Welcome to Meanwhile in the SGV, a regular update of San Gabriel Valley’s bustling restaurant and dining scene from roving reporter Jim Thurman. This month, another iconic SGV favorite has closed, a leading East SGV dim sum spot heads west, and Nothingness pushes back its opening again.
San Gabriel— Left homeless by the fire that gutted the Valley & New Center, Ludingji has re-opened in Sunny Plaza. The new location of the Yunnan rice noodle soup specialist is several blocks to the east. It replaces a skewer joint, Yummy BBQ, which lasted nearly three years. Yummy BBQ continues on with their Monterey Park location in an area that could be called “Skewer Row.” 529 E. Valley Blvd., Suite 108B
Rowland Heights— Yunnan rice noodles seem to be having their time. In addition to Ludingji, there is now another specialist in the East SGV called Mr. Rice. Thin rice noodles in soup are the fare here, often with beef. Yunnan’s signature “Crossing The Bridge Noodles” (listed as guo qiao rice noodle) is served traditionally, with the various ingredients added to the chicken broth at the table. It replaces the interestingly named hot pot place Clay Poq. 1745 Fullerton Rd.
Monterey Park— The replacement for beloved Dean Sin World is Mee Doh Ho. The tiny, remodeled space is now to-go only, with a pared down list of items. Many favorites still remain, such as the “crab shell” pastries, and a freezer case filled with xiao long bao, dumplings, and wontons. It’s unclear whether the Lu family is still involved, as attempts at clarification have resulted in conflicting information. 306 N. Garfield Ave., Suite 2
San Gabriel— The Memory Restaurant has become just that. Originally a Sichuan whole fish restaurant, the name remained as the restaurant became a satellite to Alhambra’s touted Sichuan restaurant The Legendary. The new tenant is Genghis Khan, a Korean seafood restaurant that specializes in spicy crab and features a menu remarkably similar to Mid-City eatery Ondal 2. 227 W. Valley Blvd., Suite 128-C
Rosemead— An interesting addition to the Vietnamese restaurant ranks has arrived with Red 9 Vietnamese Kitchen. Going against the expansive menus of some recent Vietnamese restaurant openings, Red 9 features a focused, 21-item menu. Most notably among those is a rare SGV sighting of bun ca, a flavorful fish noodle soup popular in Central Vietnam. It replaces Pho Queen Bee. 8766 Valley Blvd.

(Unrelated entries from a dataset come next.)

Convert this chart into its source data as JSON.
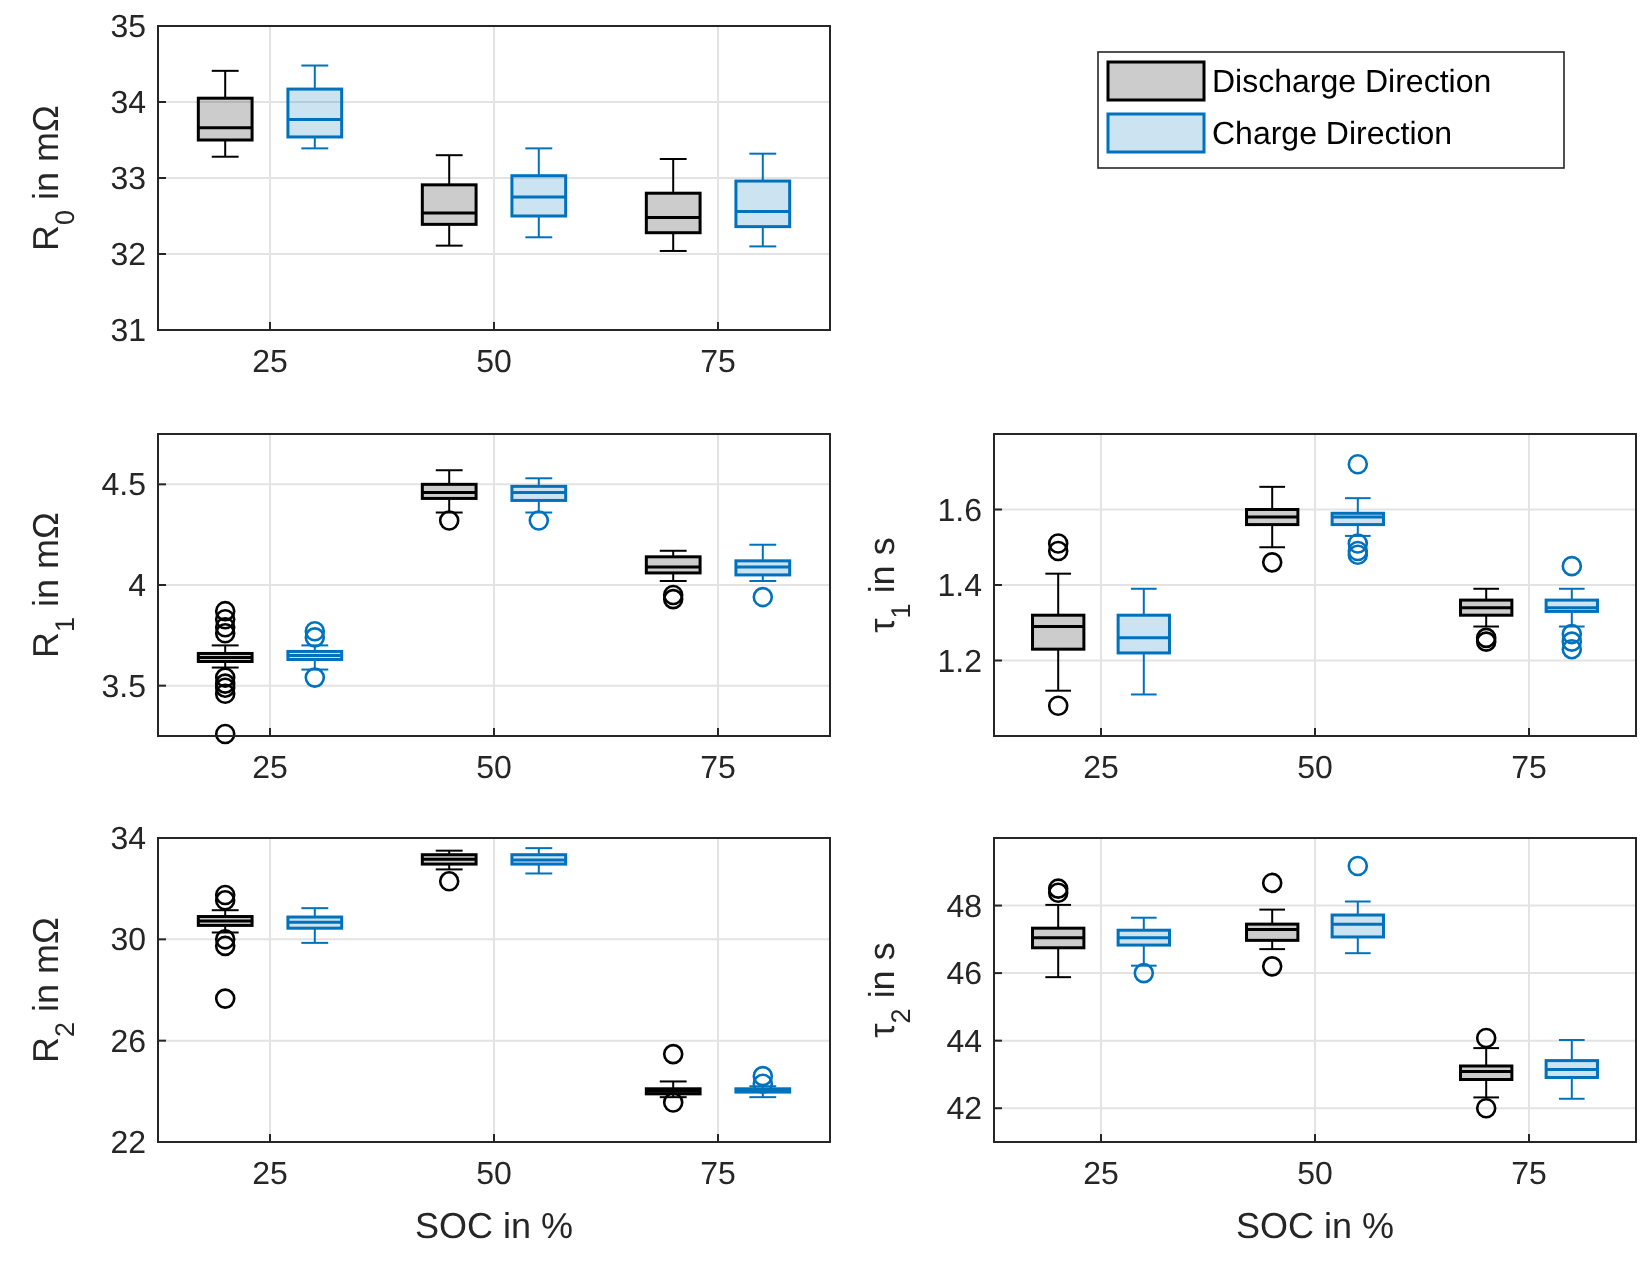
{
  "chart_data": [
    {
      "type": "box",
      "ylabel": "R$_{0}$ in mΩ",
      "xlim": [
        12.5,
        87.5
      ],
      "xticks": [
        25,
        50,
        75
      ],
      "ylim": [
        31,
        35
      ],
      "yticks": [
        31,
        32,
        33,
        34,
        35
      ],
      "grid": true,
      "legend": "right",
      "series": [
        {
          "name": "Discharge Direction",
          "color": "#000000",
          "x": [
            20,
            45,
            70
          ],
          "boxes": [
            {
              "low": 33.28,
              "q1": 33.5,
              "median": 33.66,
              "q3": 34.05,
              "high": 34.41
            },
            {
              "low": 32.11,
              "q1": 32.39,
              "median": 32.54,
              "q3": 32.91,
              "high": 33.3
            },
            {
              "low": 32.04,
              "q1": 32.28,
              "median": 32.48,
              "q3": 32.8,
              "high": 33.25
            }
          ]
        },
        {
          "name": "Charge Direction",
          "color": "#0072bd",
          "x": [
            30,
            55,
            80
          ],
          "boxes": [
            {
              "low": 33.39,
              "q1": 33.54,
              "median": 33.77,
              "q3": 34.17,
              "high": 34.48
            },
            {
              "low": 32.22,
              "q1": 32.5,
              "median": 32.75,
              "q3": 33.03,
              "high": 33.39
            },
            {
              "low": 32.1,
              "q1": 32.36,
              "median": 32.56,
              "q3": 32.96,
              "high": 33.32
            }
          ]
        }
      ]
    },
    {
      "type": "box",
      "ylabel": "R$_{1}$ in mΩ",
      "xlim": [
        12.5,
        87.5
      ],
      "xticks": [
        25,
        50,
        75
      ],
      "ylim": [
        3.25,
        4.75
      ],
      "yticks": [
        3.5,
        4,
        4.5
      ],
      "grid": true,
      "series": [
        {
          "color": "#000000",
          "x": [
            20,
            45,
            70
          ],
          "boxes": [
            {
              "low": 3.59,
              "q1": 3.62,
              "median": 3.64,
              "q3": 3.66,
              "high": 3.7,
              "outliers": [
                3.87,
                3.83,
                3.79,
                3.76,
                3.54,
                3.51,
                3.49,
                3.46,
                3.26
              ]
            },
            {
              "low": 4.36,
              "q1": 4.43,
              "median": 4.46,
              "q3": 4.5,
              "high": 4.57,
              "outliers": [
                4.32
              ]
            },
            {
              "low": 4.02,
              "q1": 4.06,
              "median": 4.09,
              "q3": 4.14,
              "high": 4.17,
              "outliers": [
                3.95,
                3.93
              ]
            }
          ]
        },
        {
          "color": "#0072bd",
          "x": [
            30,
            55,
            80
          ],
          "boxes": [
            {
              "low": 3.58,
              "q1": 3.63,
              "median": 3.65,
              "q3": 3.67,
              "high": 3.7,
              "outliers": [
                3.77,
                3.74,
                3.54
              ]
            },
            {
              "low": 4.36,
              "q1": 4.42,
              "median": 4.46,
              "q3": 4.49,
              "high": 4.53,
              "outliers": [
                4.32
              ]
            },
            {
              "low": 4.02,
              "q1": 4.05,
              "median": 4.09,
              "q3": 4.12,
              "high": 4.2,
              "outliers": [
                3.94
              ]
            }
          ]
        }
      ]
    },
    {
      "type": "box",
      "ylabel": "τ$_{1}$ in s",
      "xlim": [
        12.5,
        87.5
      ],
      "xticks": [
        25,
        50,
        75
      ],
      "ylim": [
        1.0,
        1.8
      ],
      "yticks": [
        1.2,
        1.4,
        1.6
      ],
      "grid": true,
      "series": [
        {
          "color": "#000000",
          "x": [
            20,
            45,
            70
          ],
          "boxes": [
            {
              "low": 1.12,
              "q1": 1.23,
              "median": 1.29,
              "q3": 1.32,
              "high": 1.43,
              "outliers": [
                1.51,
                1.49,
                1.08
              ]
            },
            {
              "low": 1.5,
              "q1": 1.56,
              "median": 1.58,
              "q3": 1.6,
              "high": 1.66,
              "outliers": [
                1.46
              ]
            },
            {
              "low": 1.29,
              "q1": 1.32,
              "median": 1.34,
              "q3": 1.36,
              "high": 1.39,
              "outliers": [
                1.26,
                1.25
              ]
            }
          ]
        },
        {
          "color": "#0072bd",
          "x": [
            30,
            55,
            80
          ],
          "boxes": [
            {
              "low": 1.11,
              "q1": 1.22,
              "median": 1.26,
              "q3": 1.32,
              "high": 1.39
            },
            {
              "low": 1.53,
              "q1": 1.56,
              "median": 1.58,
              "q3": 1.59,
              "high": 1.63,
              "outliers": [
                1.72,
                1.51,
                1.49,
                1.48
              ]
            },
            {
              "low": 1.29,
              "q1": 1.33,
              "median": 1.34,
              "q3": 1.36,
              "high": 1.39,
              "outliers": [
                1.45,
                1.27,
                1.25,
                1.23
              ]
            }
          ]
        }
      ]
    },
    {
      "type": "box",
      "ylabel": "R$_{2}$ in mΩ",
      "xlabel": "SOC in %",
      "xlim": [
        12.5,
        87.5
      ],
      "xticks": [
        25,
        50,
        75
      ],
      "ylim": [
        22,
        34
      ],
      "yticks": [
        22,
        26,
        30,
        34
      ],
      "grid": true,
      "series": [
        {
          "color": "#000000",
          "x": [
            20,
            45,
            70
          ],
          "boxes": [
            {
              "low": 30.27,
              "q1": 30.55,
              "median": 30.72,
              "q3": 30.9,
              "high": 31.15,
              "outliers": [
                31.75,
                31.54,
                30.0,
                29.74,
                27.66
              ]
            },
            {
              "low": 32.76,
              "q1": 32.97,
              "median": 33.16,
              "q3": 33.34,
              "high": 33.5,
              "outliers": [
                32.29
              ]
            },
            {
              "low": 23.77,
              "q1": 23.9,
              "median": 24.0,
              "q3": 24.1,
              "high": 24.39,
              "outliers": [
                25.47,
                23.56
              ]
            }
          ]
        },
        {
          "color": "#0072bd",
          "x": [
            30,
            55,
            80
          ],
          "boxes": [
            {
              "low": 29.86,
              "q1": 30.44,
              "median": 30.67,
              "q3": 30.88,
              "high": 31.23
            },
            {
              "low": 32.6,
              "q1": 32.97,
              "median": 33.13,
              "q3": 33.34,
              "high": 33.6
            },
            {
              "low": 23.77,
              "q1": 23.97,
              "median": 24.05,
              "q3": 24.1,
              "high": 24.2,
              "outliers": [
                24.6,
                24.3
              ]
            }
          ]
        }
      ]
    },
    {
      "type": "box",
      "ylabel": "τ$_{2}$ in s",
      "xlabel": "SOC in %",
      "xlim": [
        12.5,
        87.5
      ],
      "xticks": [
        25,
        50,
        75
      ],
      "ylim": [
        41,
        50
      ],
      "yticks": [
        42,
        44,
        46,
        48
      ],
      "grid": true,
      "series": [
        {
          "color": "#000000",
          "x": [
            20,
            45,
            70
          ],
          "boxes": [
            {
              "low": 45.88,
              "q1": 46.75,
              "median": 47.05,
              "q3": 47.33,
              "high": 48.02,
              "outliers": [
                48.5,
                48.38
              ]
            },
            {
              "low": 46.71,
              "q1": 46.97,
              "median": 47.29,
              "q3": 47.45,
              "high": 47.88,
              "outliers": [
                48.67,
                46.2
              ]
            },
            {
              "low": 42.32,
              "q1": 42.85,
              "median": 43.09,
              "q3": 43.25,
              "high": 43.78,
              "outliers": [
                44.08,
                42.0
              ]
            }
          ]
        },
        {
          "color": "#0072bd",
          "x": [
            30,
            55,
            80
          ],
          "boxes": [
            {
              "low": 46.22,
              "q1": 46.83,
              "median": 47.05,
              "q3": 47.27,
              "high": 47.64,
              "outliers": [
                46.0
              ]
            },
            {
              "low": 46.59,
              "q1": 47.07,
              "median": 47.45,
              "q3": 47.72,
              "high": 48.12,
              "outliers": [
                49.17
              ]
            },
            {
              "low": 42.28,
              "q1": 42.91,
              "median": 43.15,
              "q3": 43.41,
              "high": 44.02
            }
          ]
        }
      ]
    }
  ]
}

Temple City— Ye Loy Chinese Food was an anachronistic anomaly, serving Americanized Chinese food in an area surrounded by Chinese restaurants. Open since 1953, the owner stepped aside late last year. Early this year, acclaimed Taiwanese eatery BeBe Fusion was displaced from its Alhambra location via building sale. Now, the Ye Loy space has become the new home of what was BeBe Fusion, though the American name and signage remain as Ye Loy Chinese Food. 9406 Las Tunas Dr.
El Monte— After five years, Ahgoo Kitchen has closed. The restaurant, also known as Ahgoo’s, was renowned for their huge, onion-stuffed sesame onion cake and niu rou mian (Taiwanese beef noodle soup). The replacement is Tasty Dumpling Kitchen, which features a small, but varied menu. As Chinese food writer David Chan has pointed out, there are only three dumpling choices, which is odd for a place featuring dumpling in its name. SGV vets will remember the small space and address as home to Dumpling 10053, which Jonathan Gold once recommended. 10053 Valley Blvd., Suite 5
Monterey Park— Gui Lin Cuisine, one of the few restaurants that served the spicy, vinegary rice noodles from Guilin, China has closed after an eight-year run. The replacement is a build-your-own spicy Taiwanese hot pot eatery called Yin Tang Hot & Spicy. Diners select ingredients from various bars, then they weigh the whole caboodle, a la frozen yogurt spots. 138 E. Garvey Ave., Suite C
San Gabriel— When Eastern Spice started selling duck parts and jian bing at the window of a former Wienerschnitzel, it marked a near peak SGV moment. Eastern Spice has changed into The Better Food (try Googling that name). It hasn’t been determined whether this is a just a name change, but about half the original menu remains, including the spam filled jian bing. “Exploding chicken”, what looks to be fried chicken that oozes cheese, is a new item. 1811 S. San Gabriel Blvd.
El Monte— Situated in a strip mall that sat perpendicularly between two Arcadia streets, cozy Taiwanese eatery Night Owl Café USA was easy to miss. Known for their guo baos and bento boxes, they’ve moved to a new location that is even more difficult to spot, this one in a cramped strip mall that is again perpendicular to traffic. 9928 Lower Azusa Rd.